While I realize you guys see this type of thing often - the fact that my PCR is negative, and my Western Blot had absolutely no positive bands for Lyme, and a C6 Peptide test for Lyme also came back negative .... implies that my immune system is on overdrive. I have decided to order the CMV PCR test tomorrow. If that is negative as well ... then I have immune activity on two diseases that have no PCR activity.

To me this implies the possibility of IRIS. IRIS is when the immune system THINKS there is a current infection based on seeing remnants of past infections, and mounting an immune response to that "phantom" infection. Others I've spoken to who took HIV meds for prophylaxis had similar issues. Needing prednisone to finally calm the immune system.

If my immune system has been mildly attacking me for the last 12 months, it could be doing some serious damage. And I need to stop the process. But the 10 million dollar question is: Do I have current active infections? Or do I have an immune system that thinks I do? (does mildly high Lymphs prove actual infection or could this also be a "mistake" of the immune system?) No doctor has had the wherewithal or brains to bother thinking outside the box like this *AT ALL*. We don't even come close to it in our discussions. Its all summarily dismissed.

Not sure why im even posting this. Just wondering if any of you have any comments or thoughts, and are bored enough to type them out for me. I know you all have your own concerns to deal with so I appreciate any thoughts. I hate that I am my only advocate right now.

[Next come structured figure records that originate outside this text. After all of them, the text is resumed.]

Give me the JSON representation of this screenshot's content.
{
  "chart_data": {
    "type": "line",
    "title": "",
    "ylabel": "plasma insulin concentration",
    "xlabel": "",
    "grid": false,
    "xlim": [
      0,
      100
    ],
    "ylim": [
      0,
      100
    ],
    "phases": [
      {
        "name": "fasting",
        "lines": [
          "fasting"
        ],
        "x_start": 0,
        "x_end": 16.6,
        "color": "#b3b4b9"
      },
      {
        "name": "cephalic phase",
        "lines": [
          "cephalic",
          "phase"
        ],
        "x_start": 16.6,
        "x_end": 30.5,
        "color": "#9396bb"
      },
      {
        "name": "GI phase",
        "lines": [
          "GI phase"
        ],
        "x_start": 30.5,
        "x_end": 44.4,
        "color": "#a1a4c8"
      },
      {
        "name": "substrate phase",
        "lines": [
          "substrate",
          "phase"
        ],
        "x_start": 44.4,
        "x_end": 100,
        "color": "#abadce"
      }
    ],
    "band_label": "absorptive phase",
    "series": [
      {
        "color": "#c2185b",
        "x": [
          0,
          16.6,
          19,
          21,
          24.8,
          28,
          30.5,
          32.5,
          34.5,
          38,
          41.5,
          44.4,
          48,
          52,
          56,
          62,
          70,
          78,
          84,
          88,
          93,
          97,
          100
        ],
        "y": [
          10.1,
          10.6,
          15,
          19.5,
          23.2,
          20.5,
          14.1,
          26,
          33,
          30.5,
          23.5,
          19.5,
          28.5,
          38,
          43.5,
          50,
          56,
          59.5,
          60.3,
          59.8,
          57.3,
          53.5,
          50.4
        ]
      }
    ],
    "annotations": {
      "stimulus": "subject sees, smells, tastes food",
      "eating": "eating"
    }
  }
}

Sushi Valentijn alex3619 rlc
 
Messages
15,786
1) Is it true that *most* here *tend* to have sluggish immune systems? Therefore my high CD4 (nearly 900) and even higher CD8 may in fact imply that I am at least not dealing with a *typical* CFS situation?
I think this would be an over-simplification. Some experts think we have an immune shift or imbalance, where one part of the immune system becomes over-active, and the other under-active.
2) I don't want to get too in depth here, but I took HIV antiretrovirals (four of them) including the infamous and deadly AZT for 30 days which set all of this off. There is a syndrome called IRIS. Immune Reconstitution Inflammatory Syndrome. It has two elements to it.

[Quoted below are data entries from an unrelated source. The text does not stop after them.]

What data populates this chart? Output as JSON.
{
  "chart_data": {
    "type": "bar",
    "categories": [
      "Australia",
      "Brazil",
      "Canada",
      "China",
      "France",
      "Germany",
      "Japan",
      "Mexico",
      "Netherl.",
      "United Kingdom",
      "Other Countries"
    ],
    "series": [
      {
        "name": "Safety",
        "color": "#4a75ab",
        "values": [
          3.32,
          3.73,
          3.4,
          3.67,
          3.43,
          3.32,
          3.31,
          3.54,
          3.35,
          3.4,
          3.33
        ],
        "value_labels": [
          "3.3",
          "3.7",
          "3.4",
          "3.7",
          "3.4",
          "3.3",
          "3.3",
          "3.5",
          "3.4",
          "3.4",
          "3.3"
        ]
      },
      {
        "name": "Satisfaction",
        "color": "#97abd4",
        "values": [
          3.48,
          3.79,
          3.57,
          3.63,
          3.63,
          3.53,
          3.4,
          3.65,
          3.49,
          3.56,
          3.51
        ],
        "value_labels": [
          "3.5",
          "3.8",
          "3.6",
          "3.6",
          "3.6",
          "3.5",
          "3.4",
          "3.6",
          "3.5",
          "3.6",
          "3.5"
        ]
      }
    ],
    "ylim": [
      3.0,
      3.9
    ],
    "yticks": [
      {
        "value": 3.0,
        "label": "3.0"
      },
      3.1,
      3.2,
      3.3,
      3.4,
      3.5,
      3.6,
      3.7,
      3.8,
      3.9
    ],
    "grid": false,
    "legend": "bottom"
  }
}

One: Suppression of existing viral load (not just HIV as I am HIV negative) resulting in a reflex skyrocket of CD8 counts and immune inflammatory behaviors.
Two: Somehow the reactivation of past infections which need to be treated back into submission.

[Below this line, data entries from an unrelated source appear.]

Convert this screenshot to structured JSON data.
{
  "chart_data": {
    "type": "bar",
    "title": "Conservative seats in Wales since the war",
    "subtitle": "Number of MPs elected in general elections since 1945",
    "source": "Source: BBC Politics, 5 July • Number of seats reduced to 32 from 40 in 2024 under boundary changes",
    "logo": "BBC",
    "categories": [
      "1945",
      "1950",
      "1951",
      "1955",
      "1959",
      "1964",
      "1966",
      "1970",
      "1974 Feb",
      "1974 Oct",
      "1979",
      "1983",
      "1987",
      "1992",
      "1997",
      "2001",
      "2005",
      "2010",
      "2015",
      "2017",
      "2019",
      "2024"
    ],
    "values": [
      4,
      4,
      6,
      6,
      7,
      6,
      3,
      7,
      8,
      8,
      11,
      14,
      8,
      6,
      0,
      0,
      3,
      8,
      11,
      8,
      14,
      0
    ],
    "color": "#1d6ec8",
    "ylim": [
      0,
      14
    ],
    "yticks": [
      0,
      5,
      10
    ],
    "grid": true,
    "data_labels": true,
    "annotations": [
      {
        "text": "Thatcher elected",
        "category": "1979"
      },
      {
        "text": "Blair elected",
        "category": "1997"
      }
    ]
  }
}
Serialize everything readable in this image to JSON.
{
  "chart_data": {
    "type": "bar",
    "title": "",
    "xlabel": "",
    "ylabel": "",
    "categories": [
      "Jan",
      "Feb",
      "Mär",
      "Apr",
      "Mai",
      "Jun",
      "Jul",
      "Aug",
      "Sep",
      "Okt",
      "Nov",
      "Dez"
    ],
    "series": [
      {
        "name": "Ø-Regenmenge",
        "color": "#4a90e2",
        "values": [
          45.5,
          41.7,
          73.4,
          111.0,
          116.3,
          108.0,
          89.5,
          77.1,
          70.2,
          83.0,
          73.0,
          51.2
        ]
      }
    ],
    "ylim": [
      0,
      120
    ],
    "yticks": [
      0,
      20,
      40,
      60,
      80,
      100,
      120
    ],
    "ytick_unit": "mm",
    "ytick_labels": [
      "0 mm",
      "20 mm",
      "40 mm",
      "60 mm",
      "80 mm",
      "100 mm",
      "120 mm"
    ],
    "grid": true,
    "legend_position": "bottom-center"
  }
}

In paradoxical IRIS, the symptoms of an infection that’s already resolved reappears, sometimes due to a stubborn infection or drug resistance, but often cultures are sterile, which means there’s no active infection. Instead the body is railing against the persisting antigen or dead pathogen. Usually paradoxical IRIS resolves on its own.
Paradoxical IRIS sounds like it could also be explained by autoimmune reaction, perhaps triggered by the prior infection or treatments. There is some indication that ME/CFS may essentially be autoimmune, especially in a very recent study which is explained at http://phoenixrising.me/archives/16017 .
I have tested positive for antibody activity to Lyme disease twice since this started, yet negative to PCR for Lyme. I have tested positive for antibody activity to CMV twice as well. I find it extremely difficult to believe that I am currently positive for two diseases at the same time. Two active infections.

While I realize you guys see this type of thing often - the fact that my PCR is negative, and my Western Blot had absolutely no positive bands for Lyme, and a C6 Peptide test for Lyme also came back negative .... implies that my immune system is on overdrive. I have decided to order the CMV PCR test tomorrow. If that is negative as well ... then I have immune activity on two diseases that have no PCR activity.

To me this implies the possibility of IRIS. IRIS is when the immune system THINKS there is a current infection based on seeing remnants of past infections, and mounting an immune response to that "phantom" infection. Others I've spoken to who took HIV meds for prophylaxis had similar issues. Needing prednisone to finally calm the immune system.
Again, I think this can happen with auto-immunity testing - basically things cross-react. Also steroids are often used to suppress auto-immune reactions.

No easy answers for any of us yet, just possibilities to explore.